21 Mars 2019

Congo-Kinshasa: Coupure intempestive du courant électrique - Les maisons de couture et les salons de coiffure en pâtissent !

Le courant électrique est devenu une denrée rare, s'il faut le dire ainsi. Depuis un laps de temps, des quartiers entiers sont en panne ou tout simplement en manque total d'électricité. Si les autres Etats peuvent bénéficier du courant de la RD. Congo, ce n'est pas le cas en tout cas avec la majeure partie de la population congolaise elle-même qui, pourtant, devait être le premier bénéficiaire.

Il y a même des quartiers ayant fait toute une année sans courant électrique. Une autre chose qui fait jaser, c'est le fait que nonobstant cette pénurie, certains coins continuent à recevoir des factures, alors qu'ils font des semaines sans voir la lumière.

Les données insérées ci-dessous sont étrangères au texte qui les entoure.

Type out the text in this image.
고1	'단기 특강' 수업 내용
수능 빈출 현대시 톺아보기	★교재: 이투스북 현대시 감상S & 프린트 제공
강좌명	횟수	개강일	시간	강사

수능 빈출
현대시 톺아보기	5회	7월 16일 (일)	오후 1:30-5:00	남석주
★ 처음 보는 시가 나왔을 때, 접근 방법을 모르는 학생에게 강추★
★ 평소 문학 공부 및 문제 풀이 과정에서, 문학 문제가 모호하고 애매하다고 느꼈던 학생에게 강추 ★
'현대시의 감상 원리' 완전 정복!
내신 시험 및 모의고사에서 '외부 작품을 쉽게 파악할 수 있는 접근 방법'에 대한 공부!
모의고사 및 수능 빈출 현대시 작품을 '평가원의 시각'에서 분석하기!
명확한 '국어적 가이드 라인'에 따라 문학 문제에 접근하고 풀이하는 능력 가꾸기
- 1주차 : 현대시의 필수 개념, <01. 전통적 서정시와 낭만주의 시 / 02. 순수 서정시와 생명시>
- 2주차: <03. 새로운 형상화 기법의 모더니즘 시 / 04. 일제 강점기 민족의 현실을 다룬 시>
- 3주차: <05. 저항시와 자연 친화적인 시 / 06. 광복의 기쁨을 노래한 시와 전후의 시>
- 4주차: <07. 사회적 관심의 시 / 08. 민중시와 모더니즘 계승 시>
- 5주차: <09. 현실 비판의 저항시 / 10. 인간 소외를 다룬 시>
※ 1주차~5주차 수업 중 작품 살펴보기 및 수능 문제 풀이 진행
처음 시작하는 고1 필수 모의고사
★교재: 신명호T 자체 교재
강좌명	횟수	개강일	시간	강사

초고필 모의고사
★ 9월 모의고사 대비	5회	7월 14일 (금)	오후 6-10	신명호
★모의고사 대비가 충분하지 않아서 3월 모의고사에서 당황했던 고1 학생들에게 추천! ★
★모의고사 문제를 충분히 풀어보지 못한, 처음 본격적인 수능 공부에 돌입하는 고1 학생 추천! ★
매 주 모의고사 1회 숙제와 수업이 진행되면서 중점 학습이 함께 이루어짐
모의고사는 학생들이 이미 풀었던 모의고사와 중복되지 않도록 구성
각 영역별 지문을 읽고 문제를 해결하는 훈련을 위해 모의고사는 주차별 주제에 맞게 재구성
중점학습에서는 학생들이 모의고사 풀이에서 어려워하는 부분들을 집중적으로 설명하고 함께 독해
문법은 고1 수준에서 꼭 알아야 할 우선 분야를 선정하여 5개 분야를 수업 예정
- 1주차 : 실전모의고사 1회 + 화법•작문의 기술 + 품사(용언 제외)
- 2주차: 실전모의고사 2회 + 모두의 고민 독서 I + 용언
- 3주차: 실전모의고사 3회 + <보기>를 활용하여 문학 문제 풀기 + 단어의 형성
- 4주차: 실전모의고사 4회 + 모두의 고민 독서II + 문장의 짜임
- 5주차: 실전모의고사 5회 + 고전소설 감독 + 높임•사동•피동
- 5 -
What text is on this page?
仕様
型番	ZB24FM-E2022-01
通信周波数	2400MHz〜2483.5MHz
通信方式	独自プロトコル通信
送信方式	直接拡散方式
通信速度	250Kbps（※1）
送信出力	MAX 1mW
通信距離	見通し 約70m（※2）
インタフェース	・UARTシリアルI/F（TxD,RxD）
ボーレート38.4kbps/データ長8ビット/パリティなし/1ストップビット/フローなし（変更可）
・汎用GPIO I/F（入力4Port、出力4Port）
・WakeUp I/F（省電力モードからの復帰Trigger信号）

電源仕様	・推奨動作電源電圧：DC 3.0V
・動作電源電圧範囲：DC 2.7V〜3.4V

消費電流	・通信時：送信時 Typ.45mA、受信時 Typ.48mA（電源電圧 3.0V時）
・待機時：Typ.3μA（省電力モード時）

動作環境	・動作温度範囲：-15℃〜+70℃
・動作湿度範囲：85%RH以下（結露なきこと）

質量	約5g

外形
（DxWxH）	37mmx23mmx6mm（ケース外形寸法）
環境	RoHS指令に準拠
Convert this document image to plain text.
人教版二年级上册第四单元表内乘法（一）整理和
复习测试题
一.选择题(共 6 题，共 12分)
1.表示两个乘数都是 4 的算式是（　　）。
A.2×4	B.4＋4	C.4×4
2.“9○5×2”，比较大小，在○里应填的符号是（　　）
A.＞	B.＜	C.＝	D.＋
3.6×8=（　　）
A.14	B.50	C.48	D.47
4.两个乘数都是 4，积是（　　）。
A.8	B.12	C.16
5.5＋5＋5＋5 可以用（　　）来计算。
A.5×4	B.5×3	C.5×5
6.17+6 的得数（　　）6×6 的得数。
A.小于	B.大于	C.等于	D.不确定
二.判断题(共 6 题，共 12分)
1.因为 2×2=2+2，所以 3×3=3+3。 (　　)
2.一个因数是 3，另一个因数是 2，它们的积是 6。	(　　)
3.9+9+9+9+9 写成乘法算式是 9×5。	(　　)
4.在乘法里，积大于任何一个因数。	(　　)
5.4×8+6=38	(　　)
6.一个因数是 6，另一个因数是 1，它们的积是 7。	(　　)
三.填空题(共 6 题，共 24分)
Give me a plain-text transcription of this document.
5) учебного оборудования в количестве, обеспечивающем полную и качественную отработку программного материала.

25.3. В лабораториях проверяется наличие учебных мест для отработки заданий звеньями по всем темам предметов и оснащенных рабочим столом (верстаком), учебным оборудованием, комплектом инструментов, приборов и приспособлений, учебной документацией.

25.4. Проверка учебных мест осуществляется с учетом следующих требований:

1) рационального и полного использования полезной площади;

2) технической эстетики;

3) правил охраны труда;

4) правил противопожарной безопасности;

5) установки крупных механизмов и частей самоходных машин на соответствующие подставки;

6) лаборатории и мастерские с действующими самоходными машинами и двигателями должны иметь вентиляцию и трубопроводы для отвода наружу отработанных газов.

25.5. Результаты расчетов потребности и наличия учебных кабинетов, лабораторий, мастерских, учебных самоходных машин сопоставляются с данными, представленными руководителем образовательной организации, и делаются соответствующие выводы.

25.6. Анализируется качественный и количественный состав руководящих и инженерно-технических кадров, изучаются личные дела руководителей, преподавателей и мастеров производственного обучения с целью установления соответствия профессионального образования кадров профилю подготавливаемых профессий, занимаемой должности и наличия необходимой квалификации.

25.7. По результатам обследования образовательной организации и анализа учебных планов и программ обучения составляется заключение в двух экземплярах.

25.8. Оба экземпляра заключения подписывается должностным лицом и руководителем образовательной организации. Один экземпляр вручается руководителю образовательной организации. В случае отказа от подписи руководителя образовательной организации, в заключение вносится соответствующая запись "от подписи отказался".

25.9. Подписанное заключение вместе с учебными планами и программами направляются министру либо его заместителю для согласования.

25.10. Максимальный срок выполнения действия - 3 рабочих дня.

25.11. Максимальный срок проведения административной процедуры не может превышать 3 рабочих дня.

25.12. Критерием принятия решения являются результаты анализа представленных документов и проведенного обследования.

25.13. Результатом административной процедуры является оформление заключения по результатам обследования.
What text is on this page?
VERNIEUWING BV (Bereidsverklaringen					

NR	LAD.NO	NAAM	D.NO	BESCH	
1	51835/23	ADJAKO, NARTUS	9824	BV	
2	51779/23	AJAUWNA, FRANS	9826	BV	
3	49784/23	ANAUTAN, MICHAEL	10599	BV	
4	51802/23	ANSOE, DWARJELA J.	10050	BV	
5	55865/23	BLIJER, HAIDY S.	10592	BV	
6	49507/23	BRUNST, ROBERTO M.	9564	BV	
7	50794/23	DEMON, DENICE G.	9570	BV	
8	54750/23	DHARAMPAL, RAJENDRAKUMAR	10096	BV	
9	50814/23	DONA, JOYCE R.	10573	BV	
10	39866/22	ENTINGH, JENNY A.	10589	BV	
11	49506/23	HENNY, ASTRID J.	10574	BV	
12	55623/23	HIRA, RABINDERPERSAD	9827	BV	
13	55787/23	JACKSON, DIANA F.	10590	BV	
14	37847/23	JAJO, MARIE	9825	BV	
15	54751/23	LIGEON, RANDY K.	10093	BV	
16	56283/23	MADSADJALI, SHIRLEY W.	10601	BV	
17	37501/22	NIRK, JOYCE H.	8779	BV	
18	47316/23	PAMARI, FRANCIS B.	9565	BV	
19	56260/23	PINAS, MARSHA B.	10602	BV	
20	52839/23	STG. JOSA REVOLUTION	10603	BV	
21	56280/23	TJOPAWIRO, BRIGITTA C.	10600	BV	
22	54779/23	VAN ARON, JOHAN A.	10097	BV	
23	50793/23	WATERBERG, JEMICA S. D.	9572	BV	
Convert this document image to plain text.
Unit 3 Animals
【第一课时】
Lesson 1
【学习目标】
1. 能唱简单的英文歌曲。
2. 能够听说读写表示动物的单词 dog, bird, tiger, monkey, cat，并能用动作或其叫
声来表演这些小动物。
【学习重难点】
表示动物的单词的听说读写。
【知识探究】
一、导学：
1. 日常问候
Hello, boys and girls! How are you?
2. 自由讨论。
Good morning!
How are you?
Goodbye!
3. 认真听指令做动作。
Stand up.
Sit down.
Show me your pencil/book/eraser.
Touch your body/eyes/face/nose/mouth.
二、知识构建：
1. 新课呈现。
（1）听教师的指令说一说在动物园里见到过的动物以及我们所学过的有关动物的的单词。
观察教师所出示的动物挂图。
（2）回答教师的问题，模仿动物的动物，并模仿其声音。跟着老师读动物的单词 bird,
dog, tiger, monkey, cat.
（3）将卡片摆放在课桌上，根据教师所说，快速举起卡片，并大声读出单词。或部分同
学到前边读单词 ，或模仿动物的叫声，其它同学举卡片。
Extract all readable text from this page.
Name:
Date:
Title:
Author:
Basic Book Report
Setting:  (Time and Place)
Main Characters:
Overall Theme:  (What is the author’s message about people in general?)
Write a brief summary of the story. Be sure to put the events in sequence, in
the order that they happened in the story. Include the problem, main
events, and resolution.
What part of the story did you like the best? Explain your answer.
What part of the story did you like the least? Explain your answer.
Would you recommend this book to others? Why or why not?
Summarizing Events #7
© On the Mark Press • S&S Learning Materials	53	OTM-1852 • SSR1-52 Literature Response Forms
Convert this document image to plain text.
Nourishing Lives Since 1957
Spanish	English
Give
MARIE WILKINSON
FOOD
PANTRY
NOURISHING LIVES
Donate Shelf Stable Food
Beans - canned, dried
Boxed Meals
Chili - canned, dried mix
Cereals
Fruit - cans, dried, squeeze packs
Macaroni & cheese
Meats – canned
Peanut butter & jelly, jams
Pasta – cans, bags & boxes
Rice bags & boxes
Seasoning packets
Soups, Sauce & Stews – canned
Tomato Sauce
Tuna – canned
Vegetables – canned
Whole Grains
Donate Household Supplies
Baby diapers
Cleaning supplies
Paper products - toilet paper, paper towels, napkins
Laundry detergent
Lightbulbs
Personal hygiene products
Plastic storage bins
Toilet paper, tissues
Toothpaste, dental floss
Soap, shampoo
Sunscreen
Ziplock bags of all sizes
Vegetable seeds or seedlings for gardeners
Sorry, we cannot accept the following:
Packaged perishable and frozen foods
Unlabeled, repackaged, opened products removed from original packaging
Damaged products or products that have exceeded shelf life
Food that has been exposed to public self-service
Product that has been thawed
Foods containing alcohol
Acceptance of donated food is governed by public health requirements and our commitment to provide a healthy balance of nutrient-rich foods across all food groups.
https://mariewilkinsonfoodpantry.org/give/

Cette situation qui n'épargne pas les tenanciers des maisons de couture et les salons de coiffure qui ont à tout prix besoin du courant pour bien travailler et qui se voient vachement pénalisés.

Nous sommes dans le quartier force des armées, dans la commune de Kasa-Vubu. Dans une maison de couture de ce coin de la capitale, une couturière exprime son indignation: « Il y a des lustres que l'on entend dire que la RDC vend du courant à ses nombreux voisins... Même tout près à Brazzaville, le courant électrique n'est pas aussi instable qu'ici.

Qu'est-ce qui fait cette différence aussi étrange? Pourquoi est-ce que nous qui alimentons les autres pouvons-nous manquer de la sorte? Je suis couturière et je vis de ce travail.

Fort malheureusement, j'ai des machines électriques qui ne travaillent presque pas... souvent je fais des manques à gagner car, je suis incapable d'offrir immédiatement des services à mes nombreux clients. Du coup, je les perds tous.

C'est vraiment inquiétant du moment où je suis obligé de quitter et je me demande où je vais si je veux trouver une solution durable».

Pourtant, cette situation n'est pas isolée car, à quelques centaines de mètres après cette maison de couture, c'est le tenancier d'un salon de coiffure qui se plaint aussi de ce « maudit » courant, comme il l'appelle lui-même. « C'est un problème grave », commente-t-il.

« Je n'ai jamais passé une journée sans coupure du courant... je suis paralysé par moment quand, ayant fini de coiffer à la main je dois utiliser la tondeuse et qu'il y ait de coupure interrompue. Cette situation me rend fou », rage-t-il.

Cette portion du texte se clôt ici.